Engel v. O’malley, 219 U.S. 128 (1911)

Engel v. O’Malley


No. 703


Argued December 15, 16, 1910
Decided January 3, 1911
219 U.S. 128

APPEAL FROM THE CIRCUIT COURT OF THE UNITED STATES
FOR THE SOUTHERN DISTRICT OF NEW YORK

Syllabus

The rule that one not within the class cannot raise objections to the constitutionality of a statute on the ground of discrimination against that class, applied to effect that one who for more than five years has resided in the United States cannot object that a state statute denies equal protection of the law because it excludes those who have not so resided for that period.

Protection of banking business, especially that transacted in small amounts (Noble State Bank v. Haskell, ante, p. 104), and with poor and ignorant immigrants on first arrival in this country is within the police power of the state, and a state statute imposing special and proper restrictions on those engaging in that class of banking is not unconstitutional under the due process or equal protection clauses of the Fourteenth Amendment because it excepts from its provision other banks and bankers engaged in other classes of banking business or conducting them under other conditions.

The receipt of money by a bank where the depositor can withdraw it when and in such sums as he pleases, although creating a debt, is, in a popular sense, the receipt of money for safekeeping.

Where the subject is within the police protection of the state, it is not for the court to determine whether the enactment is wise or not; that is within legislative discretion.

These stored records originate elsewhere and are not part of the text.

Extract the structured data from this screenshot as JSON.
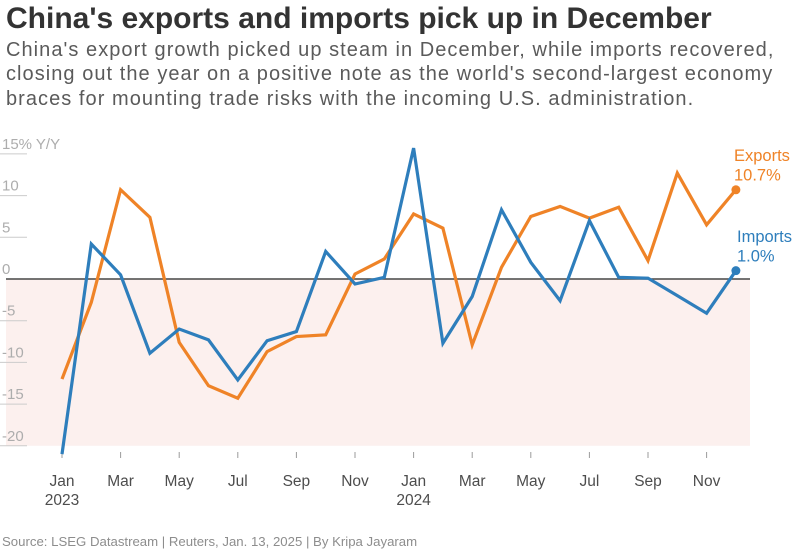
{
  "title": "China's exports and imports pick up in December",
  "subtitle_lines": [
    "China's export growth picked up steam in December, while imports recovered,",
    "closing out the year on a positive note as the world's second-largest economy",
    "braces for mounting trade risks with the incoming U.S. administration."
  ],
  "footer": "Source: LSEG Datastream | Reuters, Jan. 13, 2025 | By Kripa Jayaram",
  "chart_data": {
    "type": "line",
    "unit": "% Y/Y",
    "months": [
      "Jan 2023",
      "Feb 2023",
      "Mar 2023",
      "Apr 2023",
      "May 2023",
      "Jun 2023",
      "Jul 2023",
      "Aug 2023",
      "Sep 2023",
      "Oct 2023",
      "Nov 2023",
      "Dec 2023",
      "Jan 2024",
      "Feb 2024",
      "Mar 2024",
      "Apr 2024",
      "May 2024",
      "Jun 2024",
      "Jul 2024",
      "Aug 2024",
      "Sep 2024",
      "Oct 2024",
      "Nov 2024",
      "Dec 2024"
    ],
    "series": [
      {
        "name": "Exports",
        "color": "#EF8327",
        "end_value_label": "10.7%",
        "values": [
          -12.0,
          -2.8,
          10.7,
          7.4,
          -7.6,
          -12.8,
          -14.3,
          -8.7,
          -6.9,
          -6.7,
          0.6,
          2.4,
          7.8,
          6.1,
          -7.9,
          1.4,
          7.5,
          8.7,
          7.3,
          8.6,
          2.2,
          12.7,
          6.5,
          10.7
        ]
      },
      {
        "name": "Imports",
        "color": "#2E7EBC",
        "end_value_label": "1.0%",
        "values": [
          -21.0,
          4.2,
          0.5,
          -8.9,
          -6.0,
          -7.3,
          -12.1,
          -7.4,
          -6.3,
          3.3,
          -0.6,
          0.2,
          15.7,
          -7.7,
          -2.1,
          8.3,
          2.0,
          -2.6,
          7.0,
          0.2,
          0.1,
          -2.0,
          -4.1,
          1.0
        ]
      }
    ],
    "y_axis": {
      "ticks": [
        {
          "value": 15,
          "label": "15% Y/Y"
        },
        {
          "value": 10,
          "label": "10"
        },
        {
          "value": 5,
          "label": "5"
        },
        {
          "value": 0,
          "label": "0"
        },
        {
          "value": -5,
          "label": "-5"
        },
        {
          "value": -10,
          "label": "-10"
        },
        {
          "value": -15,
          "label": "-15"
        },
        {
          "value": -20,
          "label": "-20"
        }
      ],
      "range": [
        -22.5,
        16.5
      ]
    },
    "x_axis": {
      "ticks": [
        {
          "month_index": 0,
          "label": "Jan",
          "year": "2023"
        },
        {
          "month_index": 2,
          "label": "Mar"
        },
        {
          "month_index": 4,
          "label": "May"
        },
        {
          "month_index": 6,
          "label": "Jul"
        },
        {
          "month_index": 8,
          "label": "Sep"
        },
        {
          "month_index": 10,
          "label": "Nov"
        },
        {
          "month_index": 12,
          "label": "Jan",
          "year": "2024"
        },
        {
          "month_index": 14,
          "label": "Mar"
        },
        {
          "month_index": 16,
          "label": "May"
        },
        {
          "month_index": 18,
          "label": "Jul"
        },
        {
          "month_index": 20,
          "label": "Sep"
        },
        {
          "month_index": 22,
          "label": "Nov"
        }
      ]
    },
    "negative_region": {
      "from": 0,
      "to": -20,
      "color": "#FCF0EE"
    },
    "zero_line_color": "#474747",
    "grid": false,
    "legend_position": "end-of-line-labels"
  }
}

Courts will presume from general knowledge of business affairs that transmission of money through bankers is made by drafts, and not by sending the identical currency.

Legislation which regulates business may well make distinctions depend upon the degree of evil, Heath Milligan Co. v. Worst, 207 U.S. 338, and, although where size is not an index, a law may not discriminate between the great and the small, proper regulations based thereon where size is an index of the evil to be prevented do not offend the equal protection clause of the Fourteenth Amendment.

There are always difficulties in drawing the dividing line between that which is within and that which is without the constitutional power of the states, and the question in each specific case must be answered by the pertinent facts therein.

A state statute regulating the receipt of deposit of money is not a burden on, or regulation of, interstate or foreign commerce simply because such deposits are likely to be transmitted to other state or foreign countries; the deposit is an independent transaction preceding the transmission.

The provisions of the Private Banking Act of New York of 1910, considered in this case, are not unconstitutional as depriving persons engaged in the receiving and transmitting of small sums of money of their property without due process of law or denying them the equal protection of the law either on account of the regulations to which such persons are subjected or by reason of the exception of other classes of banks and bankers therefrom.

The facts are stated in the opinion.